Avoiding range slice issues in Cassandra

Certain types of query in Cassandra will lead to performing an expensive operation known as a range slice. Under some circumstances, range slices can cause high latency, long GC pauses, and node instability. This article provides advice for identifying and minimising the impact of range slices.

What is a range slice?

Certain types of query in Cassandra will lead to performing an expensive operation known as a range slice. A range slice involves querying the data in an unusual and potentially difficult way.

Range slices may be tempting for several reasons:

They can retrieve data in a way that is otherwise difficult (eg, looking for partition keys based on the value of a clustering key).
They can return multiple partitions, so a single query can retrieve data that would normally require several queries.
They can be used for scanning whole tables.

However, range slices are one of the most common causes of high latency and timeouts in Cassandra. The coordinator may be forced to hold onto a lot of data before returning the query, leading to long and frequent GC pauses. This increase in GC activity can cause high latency and timeouts for other queries running on the cluster. In some cases, range slice queries can crash nodes or make the cluster unstable.

Where possible, we recommend avoiding range slices in production clusters.

How do I know when I am performing range slices?

For clusters running in our managed service fleet, range slice traffic can be found in the metrics graphs on our console – it is one of the metrics shown in the ‘Client multi partition reads and latency’ section. Alternatively, in our monitoring API, the endpoint is ‘n::rangeSlices’.

If you are running Cassandra in your own environment, the metric endpoint is available via JMX. It is a client request metric – the mbean is org.apache.cassandra.metrics:type=ClientRequest, scope=RangeSlice, name=Latency, attribute=Count. Despite the name of the mbean, this attribute is a total count of the number of range slices performed since Cassandra started; it has nothing to do with latency.

It is also possible to find out whether you are performing range slices by examining your queries. A query will be processed as a range slice if it it meets any of the following criteria:

no partition key in the WHERE clause
the IN operator is used on a column that is not a partition key
the TOKEN function is used.

As an example, consider a table with the following schema.

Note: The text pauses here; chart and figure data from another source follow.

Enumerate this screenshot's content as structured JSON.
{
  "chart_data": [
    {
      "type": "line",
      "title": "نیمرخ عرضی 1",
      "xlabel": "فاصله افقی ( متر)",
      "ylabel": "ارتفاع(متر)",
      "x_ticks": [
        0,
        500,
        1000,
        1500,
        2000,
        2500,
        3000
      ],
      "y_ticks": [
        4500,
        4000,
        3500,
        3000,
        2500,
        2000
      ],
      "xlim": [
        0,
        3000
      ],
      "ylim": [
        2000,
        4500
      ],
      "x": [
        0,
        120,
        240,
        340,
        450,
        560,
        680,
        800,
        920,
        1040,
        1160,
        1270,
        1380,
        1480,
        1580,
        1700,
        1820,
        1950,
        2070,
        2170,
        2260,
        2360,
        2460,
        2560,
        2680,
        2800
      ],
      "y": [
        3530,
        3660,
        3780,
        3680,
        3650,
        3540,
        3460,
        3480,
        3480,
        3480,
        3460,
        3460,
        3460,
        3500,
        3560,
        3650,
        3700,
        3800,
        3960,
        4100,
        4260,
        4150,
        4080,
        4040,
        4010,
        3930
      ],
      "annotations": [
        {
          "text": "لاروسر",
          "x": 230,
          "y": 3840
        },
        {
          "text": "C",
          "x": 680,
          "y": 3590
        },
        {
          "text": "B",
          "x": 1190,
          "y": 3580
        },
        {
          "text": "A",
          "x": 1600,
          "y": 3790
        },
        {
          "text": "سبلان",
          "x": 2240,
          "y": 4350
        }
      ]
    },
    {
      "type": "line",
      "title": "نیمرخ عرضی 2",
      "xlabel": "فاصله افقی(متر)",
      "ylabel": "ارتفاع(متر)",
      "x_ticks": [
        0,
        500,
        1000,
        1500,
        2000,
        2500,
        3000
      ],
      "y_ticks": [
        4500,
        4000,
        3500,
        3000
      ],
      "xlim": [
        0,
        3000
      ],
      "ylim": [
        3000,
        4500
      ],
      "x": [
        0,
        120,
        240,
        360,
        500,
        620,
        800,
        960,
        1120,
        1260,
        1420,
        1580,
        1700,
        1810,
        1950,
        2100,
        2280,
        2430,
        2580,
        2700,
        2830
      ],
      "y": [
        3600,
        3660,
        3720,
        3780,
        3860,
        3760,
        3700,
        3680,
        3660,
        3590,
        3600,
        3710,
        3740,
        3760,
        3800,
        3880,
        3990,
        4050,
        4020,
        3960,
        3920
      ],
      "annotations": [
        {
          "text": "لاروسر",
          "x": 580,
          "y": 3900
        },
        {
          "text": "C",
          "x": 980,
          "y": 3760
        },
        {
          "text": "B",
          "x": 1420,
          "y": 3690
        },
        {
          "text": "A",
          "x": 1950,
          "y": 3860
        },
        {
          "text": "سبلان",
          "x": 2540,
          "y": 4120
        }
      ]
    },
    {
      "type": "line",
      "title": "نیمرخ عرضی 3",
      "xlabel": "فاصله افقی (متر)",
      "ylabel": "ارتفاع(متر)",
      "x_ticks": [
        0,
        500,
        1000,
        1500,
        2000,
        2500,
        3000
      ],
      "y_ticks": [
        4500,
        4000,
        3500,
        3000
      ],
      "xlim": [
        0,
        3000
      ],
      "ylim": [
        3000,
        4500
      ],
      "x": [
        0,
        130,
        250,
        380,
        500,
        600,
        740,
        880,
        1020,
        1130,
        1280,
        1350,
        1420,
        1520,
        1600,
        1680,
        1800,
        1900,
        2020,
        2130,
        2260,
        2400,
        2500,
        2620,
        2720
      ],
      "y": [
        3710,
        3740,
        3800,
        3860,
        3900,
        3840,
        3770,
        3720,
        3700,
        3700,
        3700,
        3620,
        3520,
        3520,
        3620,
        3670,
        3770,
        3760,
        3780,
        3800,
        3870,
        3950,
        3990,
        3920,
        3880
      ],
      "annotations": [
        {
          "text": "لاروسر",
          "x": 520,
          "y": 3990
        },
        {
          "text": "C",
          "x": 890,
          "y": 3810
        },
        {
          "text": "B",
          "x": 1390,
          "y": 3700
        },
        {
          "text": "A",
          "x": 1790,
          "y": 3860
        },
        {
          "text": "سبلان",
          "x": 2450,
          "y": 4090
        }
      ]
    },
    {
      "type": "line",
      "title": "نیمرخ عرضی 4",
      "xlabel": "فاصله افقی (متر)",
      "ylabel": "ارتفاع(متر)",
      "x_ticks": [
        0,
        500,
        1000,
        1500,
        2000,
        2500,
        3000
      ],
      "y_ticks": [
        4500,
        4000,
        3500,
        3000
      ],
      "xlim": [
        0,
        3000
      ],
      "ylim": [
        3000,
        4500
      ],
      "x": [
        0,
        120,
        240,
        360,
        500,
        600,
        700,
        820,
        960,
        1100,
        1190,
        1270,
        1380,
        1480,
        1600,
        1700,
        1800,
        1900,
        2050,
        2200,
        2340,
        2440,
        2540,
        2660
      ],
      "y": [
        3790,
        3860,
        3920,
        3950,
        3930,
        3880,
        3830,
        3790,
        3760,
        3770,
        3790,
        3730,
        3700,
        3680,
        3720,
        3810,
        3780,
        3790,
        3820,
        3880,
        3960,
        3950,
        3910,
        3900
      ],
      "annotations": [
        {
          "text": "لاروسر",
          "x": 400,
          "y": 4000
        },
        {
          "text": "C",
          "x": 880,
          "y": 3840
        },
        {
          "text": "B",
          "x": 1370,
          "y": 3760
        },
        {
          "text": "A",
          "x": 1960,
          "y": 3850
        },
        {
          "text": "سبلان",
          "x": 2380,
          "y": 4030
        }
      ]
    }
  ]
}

CREATE TABLE IF NOT EXISTS demo.users (
name text,
age int,
data text,
PRIMARY KEY ((name), age)
);

When run on this table, the following queries would all be processed as range slices:

SELECT * FROM demo.users
(no partition key in WHERE clause)
SELECT * FROM demo.users WHERE age > 50 ALLOW FILTERING
(no partition key in WHERE clause)
SELECT * FROM demo.users WHERE (age) IN ((29), (30), (31)) ALLOW FILTERING
(IN statement used on non-partition key)
SELECT * FROM demo.users WHERE token(name) > 15535
(TOKEN function used)

Several of these examples require the ALLOW FILTERING clause. This is an additional problem – the performance of ALLOW FILTERING queries are affected by the amount of data returned by the query (eg. the proportion of items filtered out by a WHERE clause on a non-partition key). As the composition of the data stored in the cluster changes over time, ALLOW FILTERING queries may suddenly start to cause severe performance issues, despite no application code changes and no visible changes in metrics or logs.

How can I avoid problems with range slices?

Where possible, the ideal approach is to stop using range slices. This usually involves:

splitting up one range slice query into multiple queries that hit one partition each, or
creating a new table with different partition keys so that the necessary data can be easily read via partition keys.

There are a few situations where it is hard to avoid using the TOKEN function, and so range slices cannot be avoided. This is usually where it is necessary to iterate through a table and read all the data – eg, migrating data with a custom script, or performing queries with the Spark Cassandra Connector that involve scanning a whole table. In these cases, it may not be possible to move away from range slices entirely, but setting a LIMIT clause with a lower number can reduce the amount of data that is fetched in each query. Throttling the rate at which these queries are performed can also help.

Range slices interact badly with large partitions and high numbers of tombstones, so keeping the rest of your data model healthy can also help limit the performance impact.

By Instaclustr Support